Автобуса долго не было, мы ждали на остановке. Подъехала «тройка», а мы стоим, и кондукторша крикнула:
– Эй, молодые, заходите! Последний рейс делаем.
Я, кажется, все-таки покраснела.
Дура ты, Дашка, ну какая ты, Дашка, дура!
С Новым годом!
С новым счастьем…»
«4 февраля.
Мне страшно. Кажется, внутри надувается огромный шар. Я стала легкой-легкой и вот-вот взлечу. Или уже взлетела? Во сне все время летаю, и не страшно. А проснусь, пугаюсь: вдруг он лопнет? Потому что все слишком… Ну, много. Не помещается во мне. Оно, счастье. Огромное, легкое, воздушное.
Я не верю, что так бывает. Всегда хотела, чтобы было, а вот случилось – и не верю.
Он самый лучший, самый нужный, самый родной – и выбрал меня? Не Таньку, не Ольгу Лозовую, первую красавицу в институте, а именно меня. Он – меня, я – его. Это совпадение, как чудо. Одно на миллион. Разве так бывает?
Получается – да.
А как жить, если шар вдруг лопнет? Как жить, если знаешь теперь, какое оно – счастье?»
Юрка рывком перевернул страницу. Получается, мама любила не только его отца? Был еще другой мужчина?
«2 марта.
Шли вечером из кино. Поздно, я торопилась, а Виктор хотел прогуляться. Погода такая хорошая, тихо-тихо, и снег крупными хлопьями. Но времени-то уже много! Я рассердилась, говорю: «Меня родители ругать будут!» А он засмеялся: «Дашка, какой же ты еще ребенок!»
Обидно стало. Подумаешь, всего на один курс старше! Ну, слово за слово…
До калитки проводил и ушел. Даже не оглянулся, вошла я в дом или нет.
Сижу и думаю: а вдруг больше не позвонит? Вообще никогда. Страшно. Но как-то… Ну, как в детстве в темной комнате. Когда и жутко, и понимаешь, что ты дома, кругом родное, знакомое. Так и сейчас. Я боюсь, но знаю: он позвонит. У нас все будет хорошо.

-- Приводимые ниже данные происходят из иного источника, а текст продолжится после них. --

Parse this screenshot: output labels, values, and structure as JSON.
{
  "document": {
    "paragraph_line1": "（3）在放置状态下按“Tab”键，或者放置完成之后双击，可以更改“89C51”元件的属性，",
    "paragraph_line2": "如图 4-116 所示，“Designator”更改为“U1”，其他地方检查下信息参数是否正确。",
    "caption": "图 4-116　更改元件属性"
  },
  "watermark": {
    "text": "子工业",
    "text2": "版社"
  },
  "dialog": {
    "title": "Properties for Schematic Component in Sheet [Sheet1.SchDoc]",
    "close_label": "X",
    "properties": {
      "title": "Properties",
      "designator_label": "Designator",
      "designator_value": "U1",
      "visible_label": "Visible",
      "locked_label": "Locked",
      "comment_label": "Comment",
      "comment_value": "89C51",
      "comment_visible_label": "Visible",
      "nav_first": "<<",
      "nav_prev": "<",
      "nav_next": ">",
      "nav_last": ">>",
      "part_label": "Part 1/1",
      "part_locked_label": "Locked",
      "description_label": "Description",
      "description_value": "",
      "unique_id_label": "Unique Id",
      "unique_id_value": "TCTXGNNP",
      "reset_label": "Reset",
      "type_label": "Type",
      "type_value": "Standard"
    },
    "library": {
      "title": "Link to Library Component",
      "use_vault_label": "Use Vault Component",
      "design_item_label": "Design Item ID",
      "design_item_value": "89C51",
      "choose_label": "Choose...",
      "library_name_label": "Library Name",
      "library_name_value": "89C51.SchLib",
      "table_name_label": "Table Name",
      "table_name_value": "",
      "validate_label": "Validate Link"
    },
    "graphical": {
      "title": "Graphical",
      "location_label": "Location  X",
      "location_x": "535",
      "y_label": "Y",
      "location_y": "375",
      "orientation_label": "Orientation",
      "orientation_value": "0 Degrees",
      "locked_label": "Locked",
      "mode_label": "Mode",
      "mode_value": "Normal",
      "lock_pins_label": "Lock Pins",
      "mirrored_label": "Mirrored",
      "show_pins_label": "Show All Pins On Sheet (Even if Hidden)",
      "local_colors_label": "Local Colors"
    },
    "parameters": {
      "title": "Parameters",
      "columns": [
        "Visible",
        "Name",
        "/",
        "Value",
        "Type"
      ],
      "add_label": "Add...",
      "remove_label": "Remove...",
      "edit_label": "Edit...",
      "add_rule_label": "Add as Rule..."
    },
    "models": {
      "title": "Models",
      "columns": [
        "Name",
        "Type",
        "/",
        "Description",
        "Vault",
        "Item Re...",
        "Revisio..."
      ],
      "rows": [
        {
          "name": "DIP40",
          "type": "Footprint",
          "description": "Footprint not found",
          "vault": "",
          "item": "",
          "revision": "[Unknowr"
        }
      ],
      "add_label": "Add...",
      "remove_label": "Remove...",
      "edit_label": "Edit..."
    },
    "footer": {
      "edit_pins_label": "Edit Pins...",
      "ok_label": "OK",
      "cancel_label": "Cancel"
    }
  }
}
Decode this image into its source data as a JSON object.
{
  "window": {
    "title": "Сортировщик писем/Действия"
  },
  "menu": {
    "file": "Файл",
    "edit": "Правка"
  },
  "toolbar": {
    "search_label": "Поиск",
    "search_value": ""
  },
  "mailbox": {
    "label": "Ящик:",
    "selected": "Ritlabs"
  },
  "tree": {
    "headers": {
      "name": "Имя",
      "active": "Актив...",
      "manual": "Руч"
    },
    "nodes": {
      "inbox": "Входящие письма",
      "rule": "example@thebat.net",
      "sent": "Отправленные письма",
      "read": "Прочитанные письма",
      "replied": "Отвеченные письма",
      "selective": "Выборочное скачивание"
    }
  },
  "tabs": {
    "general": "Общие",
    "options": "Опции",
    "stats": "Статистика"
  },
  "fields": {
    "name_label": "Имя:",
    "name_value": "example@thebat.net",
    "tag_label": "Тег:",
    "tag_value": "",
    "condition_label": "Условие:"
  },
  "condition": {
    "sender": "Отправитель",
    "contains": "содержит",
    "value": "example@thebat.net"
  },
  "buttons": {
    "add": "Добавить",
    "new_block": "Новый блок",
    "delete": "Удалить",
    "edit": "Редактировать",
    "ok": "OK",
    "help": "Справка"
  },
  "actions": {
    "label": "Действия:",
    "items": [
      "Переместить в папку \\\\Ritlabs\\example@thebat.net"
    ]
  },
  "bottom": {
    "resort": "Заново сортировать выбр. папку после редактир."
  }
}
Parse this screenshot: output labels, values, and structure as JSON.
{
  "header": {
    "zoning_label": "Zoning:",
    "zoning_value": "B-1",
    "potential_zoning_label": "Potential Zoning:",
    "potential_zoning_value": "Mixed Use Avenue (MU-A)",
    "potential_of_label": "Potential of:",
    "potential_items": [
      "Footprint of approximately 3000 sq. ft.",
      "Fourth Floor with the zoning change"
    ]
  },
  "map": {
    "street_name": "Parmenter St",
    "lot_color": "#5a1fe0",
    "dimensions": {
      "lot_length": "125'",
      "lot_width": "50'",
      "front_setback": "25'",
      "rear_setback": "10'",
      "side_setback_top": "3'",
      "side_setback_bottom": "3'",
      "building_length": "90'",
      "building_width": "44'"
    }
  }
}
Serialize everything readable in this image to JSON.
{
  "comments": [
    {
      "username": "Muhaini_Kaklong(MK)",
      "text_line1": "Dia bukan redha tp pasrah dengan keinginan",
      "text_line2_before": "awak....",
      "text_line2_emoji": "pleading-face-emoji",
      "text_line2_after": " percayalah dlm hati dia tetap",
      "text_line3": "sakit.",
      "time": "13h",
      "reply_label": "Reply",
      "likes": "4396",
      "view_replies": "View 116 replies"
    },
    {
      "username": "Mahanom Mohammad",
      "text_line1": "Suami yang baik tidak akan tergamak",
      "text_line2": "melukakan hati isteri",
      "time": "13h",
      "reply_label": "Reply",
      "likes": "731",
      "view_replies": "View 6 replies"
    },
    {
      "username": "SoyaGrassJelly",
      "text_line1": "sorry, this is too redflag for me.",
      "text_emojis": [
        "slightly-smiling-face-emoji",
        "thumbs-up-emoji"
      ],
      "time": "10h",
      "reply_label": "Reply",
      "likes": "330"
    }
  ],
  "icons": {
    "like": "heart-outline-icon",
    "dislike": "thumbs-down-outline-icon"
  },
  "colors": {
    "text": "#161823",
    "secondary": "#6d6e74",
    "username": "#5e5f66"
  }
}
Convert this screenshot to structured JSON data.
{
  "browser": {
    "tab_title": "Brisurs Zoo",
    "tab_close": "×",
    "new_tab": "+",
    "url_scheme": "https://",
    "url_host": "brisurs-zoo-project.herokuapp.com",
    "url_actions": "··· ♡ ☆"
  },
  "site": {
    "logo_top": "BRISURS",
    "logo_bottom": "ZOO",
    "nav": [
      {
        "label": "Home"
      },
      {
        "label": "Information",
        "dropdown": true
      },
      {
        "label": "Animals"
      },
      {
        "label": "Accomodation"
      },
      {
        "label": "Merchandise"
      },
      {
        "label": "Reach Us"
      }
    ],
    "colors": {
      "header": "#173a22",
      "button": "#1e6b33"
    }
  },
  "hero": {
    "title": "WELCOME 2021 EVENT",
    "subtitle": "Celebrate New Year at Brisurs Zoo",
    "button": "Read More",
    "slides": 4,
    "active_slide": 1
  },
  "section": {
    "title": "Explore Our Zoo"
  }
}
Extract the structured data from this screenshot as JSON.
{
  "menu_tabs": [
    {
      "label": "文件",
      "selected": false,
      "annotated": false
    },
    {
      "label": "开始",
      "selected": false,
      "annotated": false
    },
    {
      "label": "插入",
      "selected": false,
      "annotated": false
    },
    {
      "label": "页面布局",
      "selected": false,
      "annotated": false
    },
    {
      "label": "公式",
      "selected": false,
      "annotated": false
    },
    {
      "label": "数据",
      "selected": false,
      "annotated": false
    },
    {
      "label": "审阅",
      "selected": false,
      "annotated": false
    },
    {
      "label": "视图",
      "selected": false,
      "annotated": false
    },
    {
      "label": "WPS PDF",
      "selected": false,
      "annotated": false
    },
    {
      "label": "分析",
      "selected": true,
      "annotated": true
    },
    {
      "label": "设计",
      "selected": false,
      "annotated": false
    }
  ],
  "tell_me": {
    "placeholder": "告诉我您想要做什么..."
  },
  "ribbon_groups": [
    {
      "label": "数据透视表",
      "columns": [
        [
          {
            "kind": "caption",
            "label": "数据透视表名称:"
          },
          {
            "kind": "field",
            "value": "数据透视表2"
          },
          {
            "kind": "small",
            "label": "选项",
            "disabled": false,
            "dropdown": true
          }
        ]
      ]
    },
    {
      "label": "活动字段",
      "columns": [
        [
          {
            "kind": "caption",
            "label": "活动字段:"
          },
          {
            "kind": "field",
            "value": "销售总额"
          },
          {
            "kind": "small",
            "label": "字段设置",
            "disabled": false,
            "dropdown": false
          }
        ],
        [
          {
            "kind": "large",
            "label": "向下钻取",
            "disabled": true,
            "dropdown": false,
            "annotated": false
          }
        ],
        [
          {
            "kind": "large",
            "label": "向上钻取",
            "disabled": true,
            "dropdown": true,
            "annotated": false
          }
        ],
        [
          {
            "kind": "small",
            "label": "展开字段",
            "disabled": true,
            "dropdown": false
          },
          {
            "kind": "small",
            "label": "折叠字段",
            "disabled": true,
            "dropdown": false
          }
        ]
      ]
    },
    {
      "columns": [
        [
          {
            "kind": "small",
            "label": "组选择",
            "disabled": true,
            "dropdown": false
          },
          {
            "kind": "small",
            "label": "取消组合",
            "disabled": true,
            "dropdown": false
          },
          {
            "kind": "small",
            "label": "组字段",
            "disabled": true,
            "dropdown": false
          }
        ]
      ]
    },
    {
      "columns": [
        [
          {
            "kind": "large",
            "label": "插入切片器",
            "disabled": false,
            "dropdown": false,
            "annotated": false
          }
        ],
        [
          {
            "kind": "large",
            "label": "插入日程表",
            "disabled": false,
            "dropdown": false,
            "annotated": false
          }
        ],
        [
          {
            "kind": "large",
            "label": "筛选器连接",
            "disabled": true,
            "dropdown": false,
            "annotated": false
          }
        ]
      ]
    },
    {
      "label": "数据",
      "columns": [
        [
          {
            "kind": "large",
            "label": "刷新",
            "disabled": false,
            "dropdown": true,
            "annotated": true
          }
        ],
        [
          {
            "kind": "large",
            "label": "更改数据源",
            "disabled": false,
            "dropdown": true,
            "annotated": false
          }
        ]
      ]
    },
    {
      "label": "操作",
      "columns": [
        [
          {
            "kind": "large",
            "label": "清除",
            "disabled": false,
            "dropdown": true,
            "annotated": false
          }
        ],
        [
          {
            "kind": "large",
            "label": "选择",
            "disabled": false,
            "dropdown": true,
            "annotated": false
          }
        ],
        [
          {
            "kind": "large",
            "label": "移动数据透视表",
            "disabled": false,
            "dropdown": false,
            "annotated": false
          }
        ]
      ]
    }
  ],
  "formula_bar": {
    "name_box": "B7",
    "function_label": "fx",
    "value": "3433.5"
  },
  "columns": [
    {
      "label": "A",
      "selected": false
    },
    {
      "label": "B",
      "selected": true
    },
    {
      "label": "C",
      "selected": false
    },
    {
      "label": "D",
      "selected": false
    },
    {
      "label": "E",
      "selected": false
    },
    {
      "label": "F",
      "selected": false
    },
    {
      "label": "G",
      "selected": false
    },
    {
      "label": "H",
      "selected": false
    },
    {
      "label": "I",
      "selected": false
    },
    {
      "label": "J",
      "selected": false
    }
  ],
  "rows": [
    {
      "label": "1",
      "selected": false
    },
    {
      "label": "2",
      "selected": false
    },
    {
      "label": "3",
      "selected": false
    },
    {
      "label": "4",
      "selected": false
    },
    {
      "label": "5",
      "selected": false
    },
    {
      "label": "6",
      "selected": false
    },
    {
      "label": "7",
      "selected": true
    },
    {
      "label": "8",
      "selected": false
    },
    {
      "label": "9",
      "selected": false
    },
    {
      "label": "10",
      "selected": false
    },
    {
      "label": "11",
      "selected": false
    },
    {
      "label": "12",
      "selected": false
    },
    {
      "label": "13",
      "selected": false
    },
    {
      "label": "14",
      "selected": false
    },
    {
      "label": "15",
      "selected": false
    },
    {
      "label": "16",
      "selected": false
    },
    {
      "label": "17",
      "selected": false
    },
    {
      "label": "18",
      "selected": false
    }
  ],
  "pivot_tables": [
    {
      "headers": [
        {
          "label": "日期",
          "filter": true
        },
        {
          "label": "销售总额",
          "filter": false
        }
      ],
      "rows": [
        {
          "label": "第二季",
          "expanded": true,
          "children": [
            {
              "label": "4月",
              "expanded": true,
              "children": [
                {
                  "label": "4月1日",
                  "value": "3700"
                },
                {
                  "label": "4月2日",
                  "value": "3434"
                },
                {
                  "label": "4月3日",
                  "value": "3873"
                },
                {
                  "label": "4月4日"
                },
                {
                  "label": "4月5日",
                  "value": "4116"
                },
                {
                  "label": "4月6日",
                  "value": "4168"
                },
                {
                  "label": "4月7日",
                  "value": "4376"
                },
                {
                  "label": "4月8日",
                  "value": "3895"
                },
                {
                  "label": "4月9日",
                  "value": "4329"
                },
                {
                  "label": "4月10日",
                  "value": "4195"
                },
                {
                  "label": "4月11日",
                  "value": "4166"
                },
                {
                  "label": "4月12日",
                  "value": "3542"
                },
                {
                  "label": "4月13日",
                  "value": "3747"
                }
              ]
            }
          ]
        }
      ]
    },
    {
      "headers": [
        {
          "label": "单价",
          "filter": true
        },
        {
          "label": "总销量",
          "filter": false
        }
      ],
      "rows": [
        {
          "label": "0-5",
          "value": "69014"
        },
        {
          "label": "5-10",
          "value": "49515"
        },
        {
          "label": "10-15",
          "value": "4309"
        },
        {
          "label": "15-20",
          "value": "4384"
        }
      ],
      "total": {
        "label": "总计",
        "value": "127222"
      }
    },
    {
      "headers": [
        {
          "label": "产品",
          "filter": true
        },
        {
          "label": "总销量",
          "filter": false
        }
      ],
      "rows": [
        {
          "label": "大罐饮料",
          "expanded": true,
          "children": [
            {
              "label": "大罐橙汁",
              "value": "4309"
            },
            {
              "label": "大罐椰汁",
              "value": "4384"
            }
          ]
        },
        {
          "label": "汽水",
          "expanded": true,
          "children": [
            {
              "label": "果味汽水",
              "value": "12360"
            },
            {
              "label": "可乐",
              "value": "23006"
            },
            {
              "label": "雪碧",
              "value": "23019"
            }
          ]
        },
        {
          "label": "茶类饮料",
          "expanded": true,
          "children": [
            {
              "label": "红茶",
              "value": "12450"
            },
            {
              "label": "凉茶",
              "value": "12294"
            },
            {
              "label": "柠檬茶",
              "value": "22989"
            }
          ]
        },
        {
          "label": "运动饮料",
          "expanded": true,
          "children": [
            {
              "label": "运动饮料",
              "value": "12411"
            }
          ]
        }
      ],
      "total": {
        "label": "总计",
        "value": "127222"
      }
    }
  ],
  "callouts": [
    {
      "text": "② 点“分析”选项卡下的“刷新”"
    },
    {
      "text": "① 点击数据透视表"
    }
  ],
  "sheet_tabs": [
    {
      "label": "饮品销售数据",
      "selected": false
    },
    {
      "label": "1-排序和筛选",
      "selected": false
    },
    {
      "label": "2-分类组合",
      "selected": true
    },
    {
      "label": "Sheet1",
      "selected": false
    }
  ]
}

Странно, но Виктор на самом деле кажется старше, и не на один год. Он увереннее, иначе смотрит на людей и запросто, как с однокурсниками, разговаривает с преподавателями. Удивляется, что мне неловко. Говорит: деление формально, захочешь – через несколько лет сама придешь на кафедру, и разве от этого перестанешь быть нормальным человеком? Я умом понимаю, но вот так, как он, не могу.
И проблемы Виктор тоже оценивает по-другому. Как взрослый – детские. Нет, не так. Вот, допустим, я знаю, что по сравнению с болезнями близких все мои институтские огорчения – ерунда. Но папа сейчас чувствует себя хорошо, с мамой все в порядке, и я из-за тройки расстраиваюсь полной мерой. А Виктор – нет. Он говорит, нельзя отменить только смерть, все прочее – проходит. Он на самом деле так живет! Он… свободнее, да. У нас у всех есть правила и ограничения, везде – дома, в институте (особенно – в институте!). И мы соблюдаем их. А для Виктора это как игра. Условность. Кажется, он знает нечто более важное, чем все мы. Но что?